Die praktische Prüfung wurde von mir und meinem Fahrlehrer ziemlich gründlich vorbereitet. Er erklärte mir alles Wochen vorher ausführlich, hielt mich auf dem Laufenden, wer mein Prüfer sein würde („Ach, der ist in Ordnung, mit dem saß ich im Elternbeirat.“), wir übten viel und ich merkte, dass ich es konnte. Die Prüfung selbst war fast schon zu entspannt. Wir fuhren in den Nachbarort, 30er-Zonen, Rechts vor Links, Autobahn, Landstraße, rückwärts einparken, Kreisverkehr, Kreuzungen, Ampeln, wie schaltet man das Fernlicht ein und wo ist der Heckscheibenwischer? Fahrlehrer und Prüfer unterhielten sich die ganze Zeit über Autos und geplante Bauvorhaben unserer Kleinstadt, immer, wenn ich unsicher wurde, machte mein Fahrlehrer einen Scherz und lenkte das Thema von mir ab. Am Ende hatte ich einen Führerschein in der Hand. „Und nie die Brille vergessen“, sagte der Prüfer noch (ich brauche eine zum Fahren), wir lachten alle, am nächsten Tag bestellte ich mir eine Notfallbrille, die ich im Auto deponieren werde – denn ja, gleich bei der zweiten Fahrt vergaß ich natürlich mein Nasenfahrrad, der Mann musste das Steuer übernehmen.

Die erste Zeit ohne Fahrlehrer, mit so einem Führerschein und mit voller Haftung („Wenn was passiert, bin ich am Arsch“), war schon komisch. Die erste Woche fuhr der Mann noch mit, als Backup, wir cruisten nach Regensburg, nach München zum Kieferorthopäden und nach Chemnitz zum Therapeuten. Diese Strecken muss ich selbst können, in meiner ersten Woche fuhr ich fast 500 Kilometer.

Heute war ich zum ersten Mal alleine unterwegs. In die Stadt zum Geschenke kaufen, zur Hausärztin, zur Bank, dann zum Supermarkt auf der anderen Seite. Mittendrin begann es heftig zu schneien, die Kinder hatten gerade Schulschluss und liefen planlos über die Straße. Ich habe es geschafft.
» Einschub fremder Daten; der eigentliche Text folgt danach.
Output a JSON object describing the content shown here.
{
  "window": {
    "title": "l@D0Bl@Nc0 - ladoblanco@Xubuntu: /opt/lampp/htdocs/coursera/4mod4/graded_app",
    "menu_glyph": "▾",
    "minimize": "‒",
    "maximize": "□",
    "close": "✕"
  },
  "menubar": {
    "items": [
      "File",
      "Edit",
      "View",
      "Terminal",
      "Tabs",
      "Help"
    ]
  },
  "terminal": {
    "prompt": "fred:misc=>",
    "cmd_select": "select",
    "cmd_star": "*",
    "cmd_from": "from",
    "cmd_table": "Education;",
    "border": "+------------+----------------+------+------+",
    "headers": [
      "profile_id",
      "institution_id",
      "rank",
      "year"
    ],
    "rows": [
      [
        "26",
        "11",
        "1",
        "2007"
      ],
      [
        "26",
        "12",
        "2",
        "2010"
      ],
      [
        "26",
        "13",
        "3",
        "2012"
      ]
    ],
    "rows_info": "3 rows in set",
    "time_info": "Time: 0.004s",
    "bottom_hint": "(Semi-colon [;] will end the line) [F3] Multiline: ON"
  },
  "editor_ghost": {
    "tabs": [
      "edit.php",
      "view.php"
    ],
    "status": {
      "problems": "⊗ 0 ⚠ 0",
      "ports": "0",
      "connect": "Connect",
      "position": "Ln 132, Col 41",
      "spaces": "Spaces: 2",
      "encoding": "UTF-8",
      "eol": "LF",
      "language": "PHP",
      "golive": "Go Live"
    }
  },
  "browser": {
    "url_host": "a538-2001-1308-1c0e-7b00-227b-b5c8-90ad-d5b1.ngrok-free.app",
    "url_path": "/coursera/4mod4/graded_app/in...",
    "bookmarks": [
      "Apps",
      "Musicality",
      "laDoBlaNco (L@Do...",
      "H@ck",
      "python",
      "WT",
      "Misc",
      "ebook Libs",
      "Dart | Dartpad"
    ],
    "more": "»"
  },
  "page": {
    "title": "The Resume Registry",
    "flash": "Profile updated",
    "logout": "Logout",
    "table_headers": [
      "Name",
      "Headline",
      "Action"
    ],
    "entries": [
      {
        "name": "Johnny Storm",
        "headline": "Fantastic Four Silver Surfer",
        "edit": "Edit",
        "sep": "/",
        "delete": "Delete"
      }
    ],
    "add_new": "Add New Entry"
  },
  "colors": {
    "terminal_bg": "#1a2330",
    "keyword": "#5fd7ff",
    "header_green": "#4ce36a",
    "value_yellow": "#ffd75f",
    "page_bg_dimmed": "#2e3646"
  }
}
Ich habe niemanden überfahren, habe stets ans Blinken und über die Schulter blicken gedacht, bin gut in die Parklücke gekommen, ich kann’s wohl.

Am Anfang war dieser Gedanke gar nicht da. Der Innere Kritiker fährt eben immer mit, jedes Abwürgen wurde hämisch beäugt, jedes „Hm, den hätte ich noch durchlassen können, das war ein bisschen knapp“ und jedes schiefe Einparken. Nach jeder Fahrt sagte ich zu meinem Mann: „Ich bin so eine schlechte Autofahrerin“ und er antwortete: „Du fährst gut Auto, du bist eben noch Fahranfängerin.“ Und tatsächlich lerne ich jetzt vieles, das in der Fahrschule gar nicht vorkam. Das längere Fahren in einer Tiefgarage, das spurtreue Abbiegen in der Großstadt, sowieso vier Fahrstreifen, wenn ich ganz rechts bin und gleich links abbiegen muss. An jeder Erfahrung wachse ich. Und langsam kann ich selbst dem Inneren Kritiker sagen: „Ich fahre gut Auto.“ Oder: Immerhin seit einer Woche unfallfrei.

Ich habe acht Jahre lang überlegt, ob ich wirklich einen Führerschein machen will. Seit meinem achtzehnten Geburtstag war ich mir sicher, dass ich niemals so etwas Komplexes wie Autofahren können werde. Und jetzt kann ich’s halt. Ich fahre bei Schneestürmen alleine Auto, fluche, wenn mir jemand die Vorfahrt nimmt („Hergottsakrament, etzad schleich di!“), bewege mehrere Tonnen weiße Stahlpracht (so was Schönes hat noch niemand zu unserem Auto gesagt). Gut, im Herzen bin ich noch Öko, das Fahrrad wird seinen Dienst noch tun, genauso wie die Füße. Aber mir reicht’s, dass ich weiß, dass ich könnte, wenn ich wollte. Und es manchmal auch einfach mache. Dieses Autofahren. Dieses „Das werde ich nie lernen!“. Dieses Gefühl von Freiheit. Von Unabhängigkeit, das ich wegen der PTBS gar nicht mehr kannte. Dieses Gefühl von Kompetenz und Kontrolle. Und nebenbei hatte ich einfach den coolsten Fahrlehrer der Welt!

P.S.: Es ist übrigens nicht bei jedem mit Dissoziationen sinnvoll, einen Führerschein zu haben. Eine Mitpatientin hatte Autofahrverbot. Deshalb ist es wichtig, immer individuell die Situation zu betrachten und dann zu entscheiden. Ist ja bei körperlichen Erkrankungen (Epilepsie, Narkolepsie etc.) genauso.